Ainda que seja muito bonita a ideia da empatia, tudo tem um limite. A exposição prolongada de violência acaba causando certa acomodação. Isso significa que perdemos gradualmente a capacidade de nos sentirmos tocados quando alguém é decepado em Game of Thrones, por exemplo, já que tal fenômeno se tornou, de certa forma, banal. Nesse caso, seria necessário algo novo para nos tocar, ou seja, uma violência mais explícita.

Talvez o exagero de violência na 7ª temporada de The Walking Dead tenha sido justamente a busca por uma abordagem nova para não acostumar os fãs com aquilo já tinham visto. Há quem defenda o aumento da violência na série e há quem condene. Independente de julgamentos, os produtores já anunciaram que estão revendo o que irá ao ar. Game of Thrones segue implacável e impiedoso: ao que tudo indica, sofreremos muito na próxima temporada, colocando todos os fãs em alerta.

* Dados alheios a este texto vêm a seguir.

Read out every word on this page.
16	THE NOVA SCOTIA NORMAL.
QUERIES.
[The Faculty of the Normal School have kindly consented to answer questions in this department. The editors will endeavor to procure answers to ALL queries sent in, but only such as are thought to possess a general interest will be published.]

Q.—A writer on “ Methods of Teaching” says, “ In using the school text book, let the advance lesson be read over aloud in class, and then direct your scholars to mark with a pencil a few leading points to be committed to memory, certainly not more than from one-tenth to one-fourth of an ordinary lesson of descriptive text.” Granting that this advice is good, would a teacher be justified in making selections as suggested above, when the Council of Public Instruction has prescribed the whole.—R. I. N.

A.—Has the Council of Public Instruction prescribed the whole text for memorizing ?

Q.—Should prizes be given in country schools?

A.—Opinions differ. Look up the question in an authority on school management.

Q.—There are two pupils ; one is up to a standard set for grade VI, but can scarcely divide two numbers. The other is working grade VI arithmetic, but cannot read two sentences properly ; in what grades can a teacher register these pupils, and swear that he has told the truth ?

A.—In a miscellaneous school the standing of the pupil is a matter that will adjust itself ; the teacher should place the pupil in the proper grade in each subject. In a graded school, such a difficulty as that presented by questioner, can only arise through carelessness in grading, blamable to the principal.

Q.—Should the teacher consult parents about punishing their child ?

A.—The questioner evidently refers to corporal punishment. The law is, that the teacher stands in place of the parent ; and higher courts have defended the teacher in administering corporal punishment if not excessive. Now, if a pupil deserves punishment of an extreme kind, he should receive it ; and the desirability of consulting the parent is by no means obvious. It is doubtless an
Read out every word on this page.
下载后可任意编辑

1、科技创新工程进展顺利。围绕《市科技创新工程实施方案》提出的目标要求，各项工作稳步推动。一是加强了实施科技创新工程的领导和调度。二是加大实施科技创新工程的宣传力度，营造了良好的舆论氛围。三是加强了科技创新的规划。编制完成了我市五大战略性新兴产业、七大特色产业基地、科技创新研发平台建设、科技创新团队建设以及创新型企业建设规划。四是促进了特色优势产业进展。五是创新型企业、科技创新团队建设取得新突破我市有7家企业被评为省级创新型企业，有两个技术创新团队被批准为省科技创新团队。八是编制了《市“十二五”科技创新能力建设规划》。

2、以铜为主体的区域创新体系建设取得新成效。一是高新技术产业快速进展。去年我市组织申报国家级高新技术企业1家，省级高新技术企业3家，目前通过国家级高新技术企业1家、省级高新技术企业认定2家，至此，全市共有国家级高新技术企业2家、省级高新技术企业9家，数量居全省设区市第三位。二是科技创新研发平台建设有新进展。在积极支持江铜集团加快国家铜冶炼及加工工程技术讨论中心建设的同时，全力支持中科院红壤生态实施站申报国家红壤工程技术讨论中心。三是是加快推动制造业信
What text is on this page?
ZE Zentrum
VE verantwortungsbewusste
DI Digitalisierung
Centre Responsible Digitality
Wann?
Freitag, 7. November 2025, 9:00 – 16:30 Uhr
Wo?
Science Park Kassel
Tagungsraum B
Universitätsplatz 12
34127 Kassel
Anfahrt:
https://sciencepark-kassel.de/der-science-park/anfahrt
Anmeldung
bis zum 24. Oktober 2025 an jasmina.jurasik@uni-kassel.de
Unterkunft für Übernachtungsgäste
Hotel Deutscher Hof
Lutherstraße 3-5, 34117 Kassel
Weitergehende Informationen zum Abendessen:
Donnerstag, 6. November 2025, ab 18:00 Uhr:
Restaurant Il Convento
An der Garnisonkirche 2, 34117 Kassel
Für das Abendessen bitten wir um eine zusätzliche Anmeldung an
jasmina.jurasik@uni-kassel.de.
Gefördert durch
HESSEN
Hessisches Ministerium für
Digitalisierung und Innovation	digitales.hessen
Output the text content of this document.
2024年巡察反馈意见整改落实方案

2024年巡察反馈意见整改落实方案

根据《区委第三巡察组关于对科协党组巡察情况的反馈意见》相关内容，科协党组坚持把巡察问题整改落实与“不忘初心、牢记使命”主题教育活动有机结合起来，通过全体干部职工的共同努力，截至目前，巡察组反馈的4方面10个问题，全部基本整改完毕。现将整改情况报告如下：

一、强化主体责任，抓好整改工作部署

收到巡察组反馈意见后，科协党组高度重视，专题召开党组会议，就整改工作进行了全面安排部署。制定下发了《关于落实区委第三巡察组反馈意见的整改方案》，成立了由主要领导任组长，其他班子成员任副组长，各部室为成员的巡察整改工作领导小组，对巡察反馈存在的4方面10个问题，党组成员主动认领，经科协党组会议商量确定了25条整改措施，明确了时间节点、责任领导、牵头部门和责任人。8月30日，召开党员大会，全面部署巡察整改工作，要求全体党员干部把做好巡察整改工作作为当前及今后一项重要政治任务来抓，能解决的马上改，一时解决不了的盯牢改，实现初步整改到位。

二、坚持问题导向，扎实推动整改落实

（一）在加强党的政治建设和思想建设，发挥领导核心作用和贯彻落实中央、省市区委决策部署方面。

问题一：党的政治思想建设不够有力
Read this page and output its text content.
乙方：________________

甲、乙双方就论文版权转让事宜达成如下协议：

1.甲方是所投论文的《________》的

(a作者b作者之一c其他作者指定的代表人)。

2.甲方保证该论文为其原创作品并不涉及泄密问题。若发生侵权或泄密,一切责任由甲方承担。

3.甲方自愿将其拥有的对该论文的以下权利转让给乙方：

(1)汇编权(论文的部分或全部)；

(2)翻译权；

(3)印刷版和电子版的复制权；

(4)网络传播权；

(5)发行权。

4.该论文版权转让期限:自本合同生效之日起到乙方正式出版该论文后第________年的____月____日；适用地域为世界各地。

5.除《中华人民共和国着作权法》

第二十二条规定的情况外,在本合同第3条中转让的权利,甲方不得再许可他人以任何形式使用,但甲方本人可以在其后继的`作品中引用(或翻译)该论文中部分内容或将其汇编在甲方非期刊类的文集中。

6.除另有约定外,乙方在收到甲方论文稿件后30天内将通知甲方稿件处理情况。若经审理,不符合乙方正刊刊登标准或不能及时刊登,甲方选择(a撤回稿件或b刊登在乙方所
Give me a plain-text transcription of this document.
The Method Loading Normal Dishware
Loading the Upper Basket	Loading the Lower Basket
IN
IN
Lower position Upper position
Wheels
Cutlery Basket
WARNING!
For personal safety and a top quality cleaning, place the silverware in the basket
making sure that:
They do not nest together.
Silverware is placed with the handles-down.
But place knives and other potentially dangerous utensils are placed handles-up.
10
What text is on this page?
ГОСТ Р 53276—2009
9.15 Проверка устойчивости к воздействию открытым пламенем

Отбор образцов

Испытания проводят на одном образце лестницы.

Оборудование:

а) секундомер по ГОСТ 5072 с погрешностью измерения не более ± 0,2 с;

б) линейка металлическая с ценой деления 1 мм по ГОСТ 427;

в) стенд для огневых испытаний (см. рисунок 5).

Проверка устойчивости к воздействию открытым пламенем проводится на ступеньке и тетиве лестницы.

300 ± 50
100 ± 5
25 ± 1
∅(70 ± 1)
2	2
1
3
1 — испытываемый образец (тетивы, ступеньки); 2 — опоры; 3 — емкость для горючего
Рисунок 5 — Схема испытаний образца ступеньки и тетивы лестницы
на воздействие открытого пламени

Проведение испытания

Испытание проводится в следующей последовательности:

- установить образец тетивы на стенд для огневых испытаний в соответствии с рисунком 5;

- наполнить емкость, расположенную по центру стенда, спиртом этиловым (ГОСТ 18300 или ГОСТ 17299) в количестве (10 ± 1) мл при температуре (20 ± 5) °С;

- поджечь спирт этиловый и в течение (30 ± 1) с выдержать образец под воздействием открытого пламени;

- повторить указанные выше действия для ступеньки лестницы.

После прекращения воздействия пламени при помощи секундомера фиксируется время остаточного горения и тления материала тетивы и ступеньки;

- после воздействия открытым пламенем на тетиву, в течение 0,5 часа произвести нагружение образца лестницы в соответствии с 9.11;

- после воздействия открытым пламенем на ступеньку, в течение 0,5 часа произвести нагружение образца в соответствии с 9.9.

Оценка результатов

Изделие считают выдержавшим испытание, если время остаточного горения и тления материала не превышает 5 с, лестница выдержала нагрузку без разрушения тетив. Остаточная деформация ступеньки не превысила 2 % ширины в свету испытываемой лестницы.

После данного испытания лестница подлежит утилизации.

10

Assim, antes de nos chocarmos ou de condenar o uso da violência nas séries e no cinema, vale a pena lembrar que a própria violência nos ajuda a exercer tudo aquilo que nos faz humanos, tanto biologicamente quanto socialmente. Mas, claro, sem tantos exageros: assistir a The Walking Dead e a Game of Thrones e não sentir absolutamente nada quando aquele personagem querido se vai deve ser algo realmente desanimador.